Global protests against firms invested in a light-rail system in the occupied Palestinian territories refuse to die.
The latest, courtesy of Jonathan Cook:
An ill-fated light railway under construction in Jerusalem was originally heralded by Israeli officials as a way to cement the city’s “unification” four decades after the city’s Palestinian half was illegally annexed to Israel.
But the only unity generated among Jewish and Palestinian residents after four years of disruptions to the city’s traffic and businesses is general agreement that the project is rapidly becoming a white elephant.
After engineering problems, rows between the contractors and the municipality and delays caused by archaeological discoveries along the route, completion of the first 14 kilometers section of track is not expected until the end of next year at the earliest — more than 18 months behind schedule. The budget overspend is estimated at more than $500 million.
This week, in an indication of the deepening crisis, Israel’s Dan bus company was forced to step in to buy the five percent stake of Veolia, a French company that is supposed to operate the line for the next 30 years.
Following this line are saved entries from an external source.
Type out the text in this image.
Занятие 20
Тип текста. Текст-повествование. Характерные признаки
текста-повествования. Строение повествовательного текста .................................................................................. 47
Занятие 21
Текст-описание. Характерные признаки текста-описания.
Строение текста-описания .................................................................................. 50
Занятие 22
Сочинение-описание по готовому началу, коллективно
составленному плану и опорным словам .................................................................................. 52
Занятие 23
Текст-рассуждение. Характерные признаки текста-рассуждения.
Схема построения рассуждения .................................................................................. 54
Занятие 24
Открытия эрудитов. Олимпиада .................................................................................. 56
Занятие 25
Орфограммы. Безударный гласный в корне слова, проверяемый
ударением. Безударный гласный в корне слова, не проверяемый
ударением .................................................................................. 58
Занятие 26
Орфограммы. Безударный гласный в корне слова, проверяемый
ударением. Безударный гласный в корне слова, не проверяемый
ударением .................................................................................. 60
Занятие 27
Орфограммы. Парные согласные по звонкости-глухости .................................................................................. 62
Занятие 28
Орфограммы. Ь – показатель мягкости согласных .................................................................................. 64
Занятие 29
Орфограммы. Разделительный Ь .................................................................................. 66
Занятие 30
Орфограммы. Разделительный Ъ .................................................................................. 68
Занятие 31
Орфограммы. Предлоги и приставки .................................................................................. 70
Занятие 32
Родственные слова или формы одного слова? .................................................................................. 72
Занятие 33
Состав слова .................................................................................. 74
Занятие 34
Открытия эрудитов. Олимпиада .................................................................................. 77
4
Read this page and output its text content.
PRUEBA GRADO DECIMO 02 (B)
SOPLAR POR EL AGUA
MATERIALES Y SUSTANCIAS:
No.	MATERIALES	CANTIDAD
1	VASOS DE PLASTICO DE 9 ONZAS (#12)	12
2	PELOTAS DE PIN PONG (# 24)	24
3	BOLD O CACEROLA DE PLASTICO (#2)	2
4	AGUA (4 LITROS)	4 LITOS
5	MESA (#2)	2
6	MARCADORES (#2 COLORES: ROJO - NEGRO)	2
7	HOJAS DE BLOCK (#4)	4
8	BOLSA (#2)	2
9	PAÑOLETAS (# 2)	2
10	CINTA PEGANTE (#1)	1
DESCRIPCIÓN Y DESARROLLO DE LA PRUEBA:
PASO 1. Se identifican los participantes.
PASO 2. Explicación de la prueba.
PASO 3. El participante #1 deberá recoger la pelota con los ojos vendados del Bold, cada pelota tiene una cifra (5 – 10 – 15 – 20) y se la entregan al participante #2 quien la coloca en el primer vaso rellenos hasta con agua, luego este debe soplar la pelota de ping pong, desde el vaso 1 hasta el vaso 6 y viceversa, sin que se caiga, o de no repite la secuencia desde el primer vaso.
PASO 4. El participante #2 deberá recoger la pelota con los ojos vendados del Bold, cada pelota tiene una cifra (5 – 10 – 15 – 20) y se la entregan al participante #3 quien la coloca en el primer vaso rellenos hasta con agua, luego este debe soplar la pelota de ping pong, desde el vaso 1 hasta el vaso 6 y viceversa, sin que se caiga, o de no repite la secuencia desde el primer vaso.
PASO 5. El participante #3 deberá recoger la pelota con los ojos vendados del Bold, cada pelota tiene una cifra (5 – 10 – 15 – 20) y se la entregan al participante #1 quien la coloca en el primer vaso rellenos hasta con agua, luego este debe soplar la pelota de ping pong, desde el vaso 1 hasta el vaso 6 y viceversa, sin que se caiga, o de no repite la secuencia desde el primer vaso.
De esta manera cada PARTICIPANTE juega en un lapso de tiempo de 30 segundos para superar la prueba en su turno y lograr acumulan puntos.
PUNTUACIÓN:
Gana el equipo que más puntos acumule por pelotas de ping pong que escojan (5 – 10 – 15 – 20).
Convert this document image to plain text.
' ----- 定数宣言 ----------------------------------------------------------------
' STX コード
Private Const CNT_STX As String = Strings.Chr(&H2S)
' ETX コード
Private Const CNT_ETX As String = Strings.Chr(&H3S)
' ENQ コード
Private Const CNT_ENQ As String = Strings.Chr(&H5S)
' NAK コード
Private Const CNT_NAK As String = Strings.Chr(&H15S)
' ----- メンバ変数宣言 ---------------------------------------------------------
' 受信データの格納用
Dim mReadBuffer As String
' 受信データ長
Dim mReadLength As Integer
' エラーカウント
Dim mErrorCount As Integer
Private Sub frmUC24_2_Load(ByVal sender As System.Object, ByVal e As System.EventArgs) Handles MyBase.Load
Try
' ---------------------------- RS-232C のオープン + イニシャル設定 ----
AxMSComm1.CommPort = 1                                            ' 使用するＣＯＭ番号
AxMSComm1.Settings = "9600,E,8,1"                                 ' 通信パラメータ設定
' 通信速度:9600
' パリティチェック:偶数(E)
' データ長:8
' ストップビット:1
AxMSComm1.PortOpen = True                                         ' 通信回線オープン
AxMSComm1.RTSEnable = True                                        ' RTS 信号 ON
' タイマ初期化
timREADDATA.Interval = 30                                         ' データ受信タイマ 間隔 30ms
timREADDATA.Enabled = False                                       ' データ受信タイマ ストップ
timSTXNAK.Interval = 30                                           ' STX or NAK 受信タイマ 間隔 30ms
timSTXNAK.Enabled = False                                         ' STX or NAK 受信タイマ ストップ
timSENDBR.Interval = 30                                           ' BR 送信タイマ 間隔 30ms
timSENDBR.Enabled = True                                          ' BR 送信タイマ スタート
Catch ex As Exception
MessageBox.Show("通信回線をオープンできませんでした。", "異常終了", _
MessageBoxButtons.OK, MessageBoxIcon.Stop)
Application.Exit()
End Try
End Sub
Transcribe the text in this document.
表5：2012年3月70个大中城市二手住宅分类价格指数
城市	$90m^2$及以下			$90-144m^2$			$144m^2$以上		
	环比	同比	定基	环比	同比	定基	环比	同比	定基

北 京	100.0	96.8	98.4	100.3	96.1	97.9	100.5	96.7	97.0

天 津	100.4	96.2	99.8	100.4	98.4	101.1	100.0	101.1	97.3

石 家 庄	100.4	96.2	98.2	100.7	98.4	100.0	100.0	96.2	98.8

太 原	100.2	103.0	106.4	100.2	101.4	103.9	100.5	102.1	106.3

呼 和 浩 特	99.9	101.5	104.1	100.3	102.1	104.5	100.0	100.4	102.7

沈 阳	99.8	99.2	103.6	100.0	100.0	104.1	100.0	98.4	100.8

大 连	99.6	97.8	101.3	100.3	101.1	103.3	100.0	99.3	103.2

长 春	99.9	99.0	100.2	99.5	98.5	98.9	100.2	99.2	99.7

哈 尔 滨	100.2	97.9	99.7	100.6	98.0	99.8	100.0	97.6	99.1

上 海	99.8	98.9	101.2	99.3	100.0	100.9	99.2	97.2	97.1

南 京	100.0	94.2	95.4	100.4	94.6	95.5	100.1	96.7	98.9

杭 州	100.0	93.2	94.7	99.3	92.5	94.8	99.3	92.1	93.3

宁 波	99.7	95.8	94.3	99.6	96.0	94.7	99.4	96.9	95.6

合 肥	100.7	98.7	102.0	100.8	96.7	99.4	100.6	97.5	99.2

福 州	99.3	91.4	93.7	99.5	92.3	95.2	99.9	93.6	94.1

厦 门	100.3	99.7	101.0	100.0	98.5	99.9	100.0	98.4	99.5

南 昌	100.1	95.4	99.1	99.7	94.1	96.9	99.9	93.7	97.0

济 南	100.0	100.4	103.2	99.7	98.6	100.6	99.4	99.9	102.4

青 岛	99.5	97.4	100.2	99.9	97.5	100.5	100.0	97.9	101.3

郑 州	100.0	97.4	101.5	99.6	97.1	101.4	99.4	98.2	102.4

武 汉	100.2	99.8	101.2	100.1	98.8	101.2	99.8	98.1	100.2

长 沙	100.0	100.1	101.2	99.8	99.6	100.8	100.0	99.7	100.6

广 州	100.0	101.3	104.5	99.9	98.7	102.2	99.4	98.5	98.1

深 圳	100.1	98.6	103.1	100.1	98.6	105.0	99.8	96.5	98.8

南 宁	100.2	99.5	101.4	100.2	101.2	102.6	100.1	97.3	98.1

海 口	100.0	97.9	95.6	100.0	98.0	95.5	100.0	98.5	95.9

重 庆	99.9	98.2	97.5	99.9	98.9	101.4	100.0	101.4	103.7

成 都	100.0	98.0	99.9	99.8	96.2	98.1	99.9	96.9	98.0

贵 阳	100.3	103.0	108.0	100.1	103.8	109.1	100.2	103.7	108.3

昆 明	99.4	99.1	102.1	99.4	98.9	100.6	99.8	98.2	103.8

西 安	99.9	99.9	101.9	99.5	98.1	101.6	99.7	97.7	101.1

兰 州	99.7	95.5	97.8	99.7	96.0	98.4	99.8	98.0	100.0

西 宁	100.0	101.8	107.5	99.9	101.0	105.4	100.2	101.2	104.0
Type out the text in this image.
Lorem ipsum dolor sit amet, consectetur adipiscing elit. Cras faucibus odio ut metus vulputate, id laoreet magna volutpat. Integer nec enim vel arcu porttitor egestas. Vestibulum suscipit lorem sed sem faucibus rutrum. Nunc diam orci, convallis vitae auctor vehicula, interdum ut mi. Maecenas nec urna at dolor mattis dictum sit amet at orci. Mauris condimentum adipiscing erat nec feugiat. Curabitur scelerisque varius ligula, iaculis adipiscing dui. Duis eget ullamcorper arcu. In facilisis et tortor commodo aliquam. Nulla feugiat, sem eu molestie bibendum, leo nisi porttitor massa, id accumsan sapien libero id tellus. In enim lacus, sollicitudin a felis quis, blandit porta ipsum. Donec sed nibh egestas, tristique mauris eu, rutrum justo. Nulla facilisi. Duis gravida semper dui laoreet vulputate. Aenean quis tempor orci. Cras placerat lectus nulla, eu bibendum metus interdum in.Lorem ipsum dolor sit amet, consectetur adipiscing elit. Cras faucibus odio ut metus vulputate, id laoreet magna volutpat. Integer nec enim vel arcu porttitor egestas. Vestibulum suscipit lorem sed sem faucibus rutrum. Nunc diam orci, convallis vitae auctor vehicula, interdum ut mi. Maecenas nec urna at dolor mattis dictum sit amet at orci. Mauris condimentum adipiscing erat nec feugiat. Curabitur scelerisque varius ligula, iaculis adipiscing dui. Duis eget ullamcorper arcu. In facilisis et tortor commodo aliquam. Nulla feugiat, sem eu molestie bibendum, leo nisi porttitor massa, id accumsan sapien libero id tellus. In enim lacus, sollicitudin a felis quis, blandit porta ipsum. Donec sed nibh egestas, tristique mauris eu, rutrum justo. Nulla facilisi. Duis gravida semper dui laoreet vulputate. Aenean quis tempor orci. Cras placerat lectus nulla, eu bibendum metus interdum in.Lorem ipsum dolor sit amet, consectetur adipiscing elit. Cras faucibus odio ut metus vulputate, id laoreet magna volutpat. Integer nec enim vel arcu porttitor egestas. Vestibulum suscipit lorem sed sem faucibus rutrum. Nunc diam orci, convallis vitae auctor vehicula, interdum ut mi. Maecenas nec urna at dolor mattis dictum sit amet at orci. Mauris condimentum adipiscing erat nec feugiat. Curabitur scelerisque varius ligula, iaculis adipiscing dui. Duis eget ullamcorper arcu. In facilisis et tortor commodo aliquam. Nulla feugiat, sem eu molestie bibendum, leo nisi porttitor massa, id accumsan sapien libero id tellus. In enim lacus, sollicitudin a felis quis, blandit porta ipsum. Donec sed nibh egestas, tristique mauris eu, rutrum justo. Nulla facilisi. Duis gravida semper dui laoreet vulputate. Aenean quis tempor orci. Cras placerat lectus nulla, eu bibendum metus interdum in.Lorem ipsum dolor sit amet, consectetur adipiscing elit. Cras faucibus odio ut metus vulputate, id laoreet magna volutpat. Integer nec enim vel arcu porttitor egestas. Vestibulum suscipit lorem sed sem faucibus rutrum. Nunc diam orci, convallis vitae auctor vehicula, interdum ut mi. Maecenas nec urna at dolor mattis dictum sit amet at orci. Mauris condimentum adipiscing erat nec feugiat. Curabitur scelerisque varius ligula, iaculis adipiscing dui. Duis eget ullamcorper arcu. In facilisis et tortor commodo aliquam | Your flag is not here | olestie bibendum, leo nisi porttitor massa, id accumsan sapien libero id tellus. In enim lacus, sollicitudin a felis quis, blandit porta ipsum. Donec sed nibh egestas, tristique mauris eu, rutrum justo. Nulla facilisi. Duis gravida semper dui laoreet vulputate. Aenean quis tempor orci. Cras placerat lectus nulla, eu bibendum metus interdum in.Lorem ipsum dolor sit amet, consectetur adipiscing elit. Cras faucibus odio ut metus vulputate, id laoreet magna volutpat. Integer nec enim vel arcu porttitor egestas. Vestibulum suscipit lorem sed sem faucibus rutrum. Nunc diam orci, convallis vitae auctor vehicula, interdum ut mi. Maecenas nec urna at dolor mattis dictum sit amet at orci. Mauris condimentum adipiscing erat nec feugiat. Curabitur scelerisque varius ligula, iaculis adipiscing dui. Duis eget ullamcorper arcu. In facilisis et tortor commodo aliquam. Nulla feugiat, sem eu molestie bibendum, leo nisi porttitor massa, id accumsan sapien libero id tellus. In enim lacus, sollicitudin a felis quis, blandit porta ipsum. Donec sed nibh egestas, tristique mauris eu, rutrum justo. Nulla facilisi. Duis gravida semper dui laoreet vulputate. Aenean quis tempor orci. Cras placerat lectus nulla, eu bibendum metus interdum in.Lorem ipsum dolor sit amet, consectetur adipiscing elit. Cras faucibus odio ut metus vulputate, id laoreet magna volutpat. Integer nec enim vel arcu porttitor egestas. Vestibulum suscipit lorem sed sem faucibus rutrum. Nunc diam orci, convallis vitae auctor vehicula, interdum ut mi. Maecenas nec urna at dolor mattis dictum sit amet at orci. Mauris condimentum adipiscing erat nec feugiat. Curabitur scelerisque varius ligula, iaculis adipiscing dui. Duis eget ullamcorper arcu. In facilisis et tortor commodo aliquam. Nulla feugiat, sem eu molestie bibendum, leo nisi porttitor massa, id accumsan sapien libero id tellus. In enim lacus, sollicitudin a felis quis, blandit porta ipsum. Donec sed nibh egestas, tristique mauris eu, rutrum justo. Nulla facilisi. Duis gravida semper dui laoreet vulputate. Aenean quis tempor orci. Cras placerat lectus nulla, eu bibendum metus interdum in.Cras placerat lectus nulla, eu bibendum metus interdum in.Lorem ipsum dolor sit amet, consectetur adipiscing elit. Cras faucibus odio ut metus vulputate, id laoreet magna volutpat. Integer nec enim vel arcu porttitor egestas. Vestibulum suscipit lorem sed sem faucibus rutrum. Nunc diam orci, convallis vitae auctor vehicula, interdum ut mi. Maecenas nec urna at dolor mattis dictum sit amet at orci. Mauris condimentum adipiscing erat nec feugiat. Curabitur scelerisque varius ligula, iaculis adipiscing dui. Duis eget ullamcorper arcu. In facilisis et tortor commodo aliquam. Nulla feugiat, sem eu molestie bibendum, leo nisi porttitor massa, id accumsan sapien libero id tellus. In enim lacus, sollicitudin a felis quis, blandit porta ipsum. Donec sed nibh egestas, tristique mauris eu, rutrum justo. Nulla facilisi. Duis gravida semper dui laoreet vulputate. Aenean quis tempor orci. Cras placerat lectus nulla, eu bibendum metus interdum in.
Dan, which is waiting for the Israeli government to approve its bid, has no prior experience of running a rail system.
Shmuel Elgrably, a spokesman for the transit system, told the Haaretz newspaper last week that the loss of Veolia had “screwed” the project.
Veolia’s unexpected withdrawal from City Pass, a French-Israeli private consortium backed in part by public finances, is being claimed as a victory by Palestinian officials and activists whose boycott and lobbying efforts appear to have forced the company to quit the project.
They have accused Veolia and another French firm, Alstom, which is laying the tracks and providing the rail cars, of violating international law by working on a project designed to benefit Jewish settlements in the occupied part of Jerusalem.